When to choose an LLC
Choose an LLC when you want:
- A more flexible and less formal business structure
- Fewer administrative requirements
- Greater flexibility in management, ownership, and profit distribution
- Flexible payroll requirements
Small businesses and startups that need operational flexibility would operate best as an LLC.
When to choose an S corp
Choose an S corp when you want:
- A corporate legal business structure without being subject to double taxation
- Potential tax advantages, particularly if you’re a business with substantial profits
- Consistent income and benefits for owners while enjoying the tax advantages of pass-through taxation
- To attract outside investors for rapid growth
Growing, high-income earning companies can see potential tax advantages from choosing an S corp status.
Choose the best entity type for your business
If you’re unsure which entity type to choose, you can use a tax service like Xendoo.
Which is better for taxes: LLC or S corp?
The answer depends on your specific circumstances. However, an S corp can provide potential tax savings for businesses with higher profits because they allow for structured tax planning and savings.
LLCs may be more advantageous for businesses with lower profits or companies that need flexible operational and payroll requirements.
Why choose an S corp over an LLC?
An S corp can offer tax savings by potentially reducing self-employment taxes. It can also be a more appealing structure for businesses with plans for significant growth or attracting outside investors.
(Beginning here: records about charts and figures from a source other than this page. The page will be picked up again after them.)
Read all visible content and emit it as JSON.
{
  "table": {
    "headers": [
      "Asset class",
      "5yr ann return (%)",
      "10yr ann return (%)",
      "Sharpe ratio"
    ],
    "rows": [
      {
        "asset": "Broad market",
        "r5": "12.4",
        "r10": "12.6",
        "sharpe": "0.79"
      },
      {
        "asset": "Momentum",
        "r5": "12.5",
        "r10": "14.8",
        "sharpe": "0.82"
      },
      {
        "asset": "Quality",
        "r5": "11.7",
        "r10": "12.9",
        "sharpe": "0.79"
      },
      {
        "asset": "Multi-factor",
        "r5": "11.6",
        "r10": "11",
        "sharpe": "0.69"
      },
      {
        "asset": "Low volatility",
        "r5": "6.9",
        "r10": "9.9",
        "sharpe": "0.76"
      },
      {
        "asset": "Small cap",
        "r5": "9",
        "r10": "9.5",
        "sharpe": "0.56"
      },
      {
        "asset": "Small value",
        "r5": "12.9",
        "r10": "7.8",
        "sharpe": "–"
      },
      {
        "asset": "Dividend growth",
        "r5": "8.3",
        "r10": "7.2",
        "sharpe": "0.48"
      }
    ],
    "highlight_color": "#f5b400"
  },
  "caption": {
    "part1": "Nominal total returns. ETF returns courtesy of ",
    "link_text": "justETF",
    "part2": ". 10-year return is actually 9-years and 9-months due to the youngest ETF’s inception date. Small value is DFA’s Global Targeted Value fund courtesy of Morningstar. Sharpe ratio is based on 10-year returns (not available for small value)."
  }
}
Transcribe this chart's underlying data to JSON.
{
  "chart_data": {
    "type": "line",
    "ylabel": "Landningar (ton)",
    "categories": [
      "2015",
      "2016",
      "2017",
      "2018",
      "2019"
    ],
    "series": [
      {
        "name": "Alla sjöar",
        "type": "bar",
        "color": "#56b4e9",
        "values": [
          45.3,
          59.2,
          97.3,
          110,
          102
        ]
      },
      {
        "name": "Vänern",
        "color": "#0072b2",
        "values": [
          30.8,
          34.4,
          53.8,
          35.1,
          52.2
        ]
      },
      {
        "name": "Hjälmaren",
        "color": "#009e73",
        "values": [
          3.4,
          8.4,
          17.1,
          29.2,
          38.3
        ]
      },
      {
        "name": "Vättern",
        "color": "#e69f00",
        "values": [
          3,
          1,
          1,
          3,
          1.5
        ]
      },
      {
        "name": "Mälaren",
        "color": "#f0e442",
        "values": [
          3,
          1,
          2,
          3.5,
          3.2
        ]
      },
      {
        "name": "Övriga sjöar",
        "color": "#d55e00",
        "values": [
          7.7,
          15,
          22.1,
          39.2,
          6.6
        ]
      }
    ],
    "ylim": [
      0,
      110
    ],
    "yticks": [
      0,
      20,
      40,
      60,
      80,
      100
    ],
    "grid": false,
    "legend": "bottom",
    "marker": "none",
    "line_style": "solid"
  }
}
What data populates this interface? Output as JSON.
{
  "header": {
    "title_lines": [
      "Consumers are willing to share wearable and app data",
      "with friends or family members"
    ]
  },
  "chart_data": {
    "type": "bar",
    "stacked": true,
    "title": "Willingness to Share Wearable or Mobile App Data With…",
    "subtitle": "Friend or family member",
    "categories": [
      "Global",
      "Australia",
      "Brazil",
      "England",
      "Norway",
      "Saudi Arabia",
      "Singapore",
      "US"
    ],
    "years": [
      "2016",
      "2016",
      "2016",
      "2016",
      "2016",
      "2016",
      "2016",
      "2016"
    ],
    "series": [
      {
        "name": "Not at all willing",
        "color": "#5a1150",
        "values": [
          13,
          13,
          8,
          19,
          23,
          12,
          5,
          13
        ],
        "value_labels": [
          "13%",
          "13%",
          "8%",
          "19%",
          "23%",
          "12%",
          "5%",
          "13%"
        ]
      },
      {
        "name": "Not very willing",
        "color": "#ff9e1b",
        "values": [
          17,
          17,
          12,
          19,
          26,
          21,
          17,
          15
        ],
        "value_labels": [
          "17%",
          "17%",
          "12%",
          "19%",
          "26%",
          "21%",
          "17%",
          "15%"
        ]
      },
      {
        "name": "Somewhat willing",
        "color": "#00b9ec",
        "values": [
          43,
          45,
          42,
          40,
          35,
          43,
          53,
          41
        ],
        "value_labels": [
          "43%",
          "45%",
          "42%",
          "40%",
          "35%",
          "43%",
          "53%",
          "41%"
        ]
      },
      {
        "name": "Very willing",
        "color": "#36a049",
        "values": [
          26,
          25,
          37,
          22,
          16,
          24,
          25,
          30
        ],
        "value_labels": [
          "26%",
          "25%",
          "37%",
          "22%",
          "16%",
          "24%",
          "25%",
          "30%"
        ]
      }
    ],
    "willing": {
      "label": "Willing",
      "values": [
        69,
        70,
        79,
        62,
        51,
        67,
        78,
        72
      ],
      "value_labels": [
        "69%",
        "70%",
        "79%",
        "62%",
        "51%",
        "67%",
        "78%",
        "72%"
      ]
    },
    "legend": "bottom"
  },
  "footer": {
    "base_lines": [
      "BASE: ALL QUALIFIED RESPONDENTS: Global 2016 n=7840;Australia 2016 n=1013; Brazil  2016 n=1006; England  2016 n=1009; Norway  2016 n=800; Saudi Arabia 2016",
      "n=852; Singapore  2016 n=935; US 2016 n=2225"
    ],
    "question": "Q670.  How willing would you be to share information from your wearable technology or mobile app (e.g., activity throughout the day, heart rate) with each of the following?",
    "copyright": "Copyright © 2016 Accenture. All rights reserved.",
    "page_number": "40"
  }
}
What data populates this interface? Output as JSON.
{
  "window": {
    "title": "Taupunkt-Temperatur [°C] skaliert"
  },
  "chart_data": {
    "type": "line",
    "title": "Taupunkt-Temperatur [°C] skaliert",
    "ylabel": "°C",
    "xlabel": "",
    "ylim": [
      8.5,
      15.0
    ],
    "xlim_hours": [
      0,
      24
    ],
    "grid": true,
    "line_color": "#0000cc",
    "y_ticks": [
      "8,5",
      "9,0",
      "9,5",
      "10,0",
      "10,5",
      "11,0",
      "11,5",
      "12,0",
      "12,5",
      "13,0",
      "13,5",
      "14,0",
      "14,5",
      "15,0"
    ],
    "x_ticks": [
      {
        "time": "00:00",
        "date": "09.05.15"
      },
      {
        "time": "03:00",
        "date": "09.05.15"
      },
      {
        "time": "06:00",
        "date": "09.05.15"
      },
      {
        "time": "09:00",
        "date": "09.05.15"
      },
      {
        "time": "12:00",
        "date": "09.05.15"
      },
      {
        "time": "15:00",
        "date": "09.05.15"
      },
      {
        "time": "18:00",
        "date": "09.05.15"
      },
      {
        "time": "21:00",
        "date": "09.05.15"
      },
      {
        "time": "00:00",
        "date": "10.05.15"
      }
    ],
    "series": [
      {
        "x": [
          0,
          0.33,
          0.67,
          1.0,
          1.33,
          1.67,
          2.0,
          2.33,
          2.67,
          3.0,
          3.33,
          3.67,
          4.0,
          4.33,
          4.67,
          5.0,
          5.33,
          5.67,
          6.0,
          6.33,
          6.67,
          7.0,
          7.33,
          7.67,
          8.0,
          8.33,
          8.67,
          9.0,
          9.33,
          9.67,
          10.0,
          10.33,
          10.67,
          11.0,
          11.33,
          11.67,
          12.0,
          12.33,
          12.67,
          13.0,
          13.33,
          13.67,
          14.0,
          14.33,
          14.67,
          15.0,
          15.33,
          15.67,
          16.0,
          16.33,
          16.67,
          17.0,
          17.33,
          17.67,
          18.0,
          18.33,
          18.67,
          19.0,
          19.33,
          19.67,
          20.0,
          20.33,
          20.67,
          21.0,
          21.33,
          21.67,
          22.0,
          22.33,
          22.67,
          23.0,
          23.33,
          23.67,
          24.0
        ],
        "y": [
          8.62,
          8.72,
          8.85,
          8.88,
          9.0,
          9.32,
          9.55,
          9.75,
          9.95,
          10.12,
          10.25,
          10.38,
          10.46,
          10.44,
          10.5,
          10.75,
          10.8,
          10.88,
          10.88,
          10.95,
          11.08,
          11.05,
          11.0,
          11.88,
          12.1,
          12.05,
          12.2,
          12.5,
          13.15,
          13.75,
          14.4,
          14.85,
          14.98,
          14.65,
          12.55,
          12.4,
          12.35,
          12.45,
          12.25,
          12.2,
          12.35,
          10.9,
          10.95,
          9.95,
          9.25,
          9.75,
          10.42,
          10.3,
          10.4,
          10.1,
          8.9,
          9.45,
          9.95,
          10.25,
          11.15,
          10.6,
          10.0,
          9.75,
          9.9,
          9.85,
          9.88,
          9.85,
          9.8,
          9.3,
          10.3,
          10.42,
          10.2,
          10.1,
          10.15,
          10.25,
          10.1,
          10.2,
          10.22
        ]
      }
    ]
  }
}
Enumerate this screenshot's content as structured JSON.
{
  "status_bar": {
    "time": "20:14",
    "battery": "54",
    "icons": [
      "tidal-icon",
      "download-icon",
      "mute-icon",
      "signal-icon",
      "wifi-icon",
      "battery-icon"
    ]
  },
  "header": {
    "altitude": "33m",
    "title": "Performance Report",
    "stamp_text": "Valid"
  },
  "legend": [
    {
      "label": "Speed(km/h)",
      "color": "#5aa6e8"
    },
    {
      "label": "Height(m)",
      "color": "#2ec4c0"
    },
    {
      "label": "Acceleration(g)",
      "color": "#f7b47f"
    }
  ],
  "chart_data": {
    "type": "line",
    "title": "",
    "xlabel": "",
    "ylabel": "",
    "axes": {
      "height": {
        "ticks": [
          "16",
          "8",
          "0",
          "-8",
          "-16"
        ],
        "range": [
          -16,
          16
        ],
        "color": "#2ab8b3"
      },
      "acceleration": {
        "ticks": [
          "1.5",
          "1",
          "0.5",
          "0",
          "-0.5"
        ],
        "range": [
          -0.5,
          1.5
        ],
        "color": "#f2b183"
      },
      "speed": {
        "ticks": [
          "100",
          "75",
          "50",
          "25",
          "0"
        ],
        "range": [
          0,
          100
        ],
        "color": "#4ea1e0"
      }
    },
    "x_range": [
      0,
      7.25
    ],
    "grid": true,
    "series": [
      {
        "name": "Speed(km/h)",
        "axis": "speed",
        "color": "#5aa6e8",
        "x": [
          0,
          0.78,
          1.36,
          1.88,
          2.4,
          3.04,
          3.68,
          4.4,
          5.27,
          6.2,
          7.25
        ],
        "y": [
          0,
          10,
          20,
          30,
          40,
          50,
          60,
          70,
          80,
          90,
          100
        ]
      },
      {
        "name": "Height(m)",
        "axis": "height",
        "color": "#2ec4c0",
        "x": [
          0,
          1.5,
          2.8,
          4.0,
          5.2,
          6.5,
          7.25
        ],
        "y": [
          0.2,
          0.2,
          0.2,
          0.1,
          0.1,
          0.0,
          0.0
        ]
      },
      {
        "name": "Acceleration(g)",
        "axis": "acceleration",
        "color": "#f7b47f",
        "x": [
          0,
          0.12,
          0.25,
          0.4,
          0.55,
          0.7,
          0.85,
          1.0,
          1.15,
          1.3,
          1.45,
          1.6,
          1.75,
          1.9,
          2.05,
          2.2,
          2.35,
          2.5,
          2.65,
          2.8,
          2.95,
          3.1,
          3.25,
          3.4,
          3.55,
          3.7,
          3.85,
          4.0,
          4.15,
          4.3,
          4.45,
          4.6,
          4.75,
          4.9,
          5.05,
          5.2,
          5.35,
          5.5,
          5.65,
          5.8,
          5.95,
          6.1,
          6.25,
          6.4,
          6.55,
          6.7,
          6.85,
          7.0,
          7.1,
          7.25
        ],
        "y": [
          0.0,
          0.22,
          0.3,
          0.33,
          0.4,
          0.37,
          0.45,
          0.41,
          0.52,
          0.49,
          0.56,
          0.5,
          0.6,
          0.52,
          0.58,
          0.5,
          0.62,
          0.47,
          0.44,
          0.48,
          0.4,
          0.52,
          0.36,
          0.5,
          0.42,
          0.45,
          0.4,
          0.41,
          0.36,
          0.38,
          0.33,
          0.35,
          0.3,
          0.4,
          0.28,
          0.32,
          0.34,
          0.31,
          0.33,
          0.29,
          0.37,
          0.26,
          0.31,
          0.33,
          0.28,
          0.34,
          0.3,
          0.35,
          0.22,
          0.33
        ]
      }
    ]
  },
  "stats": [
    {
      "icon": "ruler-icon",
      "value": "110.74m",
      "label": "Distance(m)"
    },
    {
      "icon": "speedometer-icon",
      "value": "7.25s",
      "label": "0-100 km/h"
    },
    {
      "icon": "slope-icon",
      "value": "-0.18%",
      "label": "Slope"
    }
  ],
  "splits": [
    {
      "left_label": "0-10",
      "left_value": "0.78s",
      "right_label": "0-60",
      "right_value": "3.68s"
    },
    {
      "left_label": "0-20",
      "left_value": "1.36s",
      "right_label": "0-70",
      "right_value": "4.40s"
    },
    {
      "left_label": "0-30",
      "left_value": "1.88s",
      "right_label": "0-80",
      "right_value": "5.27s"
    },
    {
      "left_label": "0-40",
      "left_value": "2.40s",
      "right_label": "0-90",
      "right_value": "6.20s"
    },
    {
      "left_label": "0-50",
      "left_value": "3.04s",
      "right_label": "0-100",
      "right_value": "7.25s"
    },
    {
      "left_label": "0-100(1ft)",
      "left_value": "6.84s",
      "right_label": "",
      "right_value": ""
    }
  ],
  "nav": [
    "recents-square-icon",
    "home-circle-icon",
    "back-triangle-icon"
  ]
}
Do S corps pay self-employment tax?
No, an S-corp does not pay self-employment taxes. Instead, owners receive a reasonable salary and have payroll taxes withheld from their paychecks.
They also receive distributions from the company’s profits, but they aren’t subject to tax.
Can you switch from an LLC to an S corp?
Yes, it’s possible to switch from an LLC to an S corporation by filing the required forms with the IRS. You also need to qualify as an eligible entity for S corporation status and follow the specific steps the IRS outlines.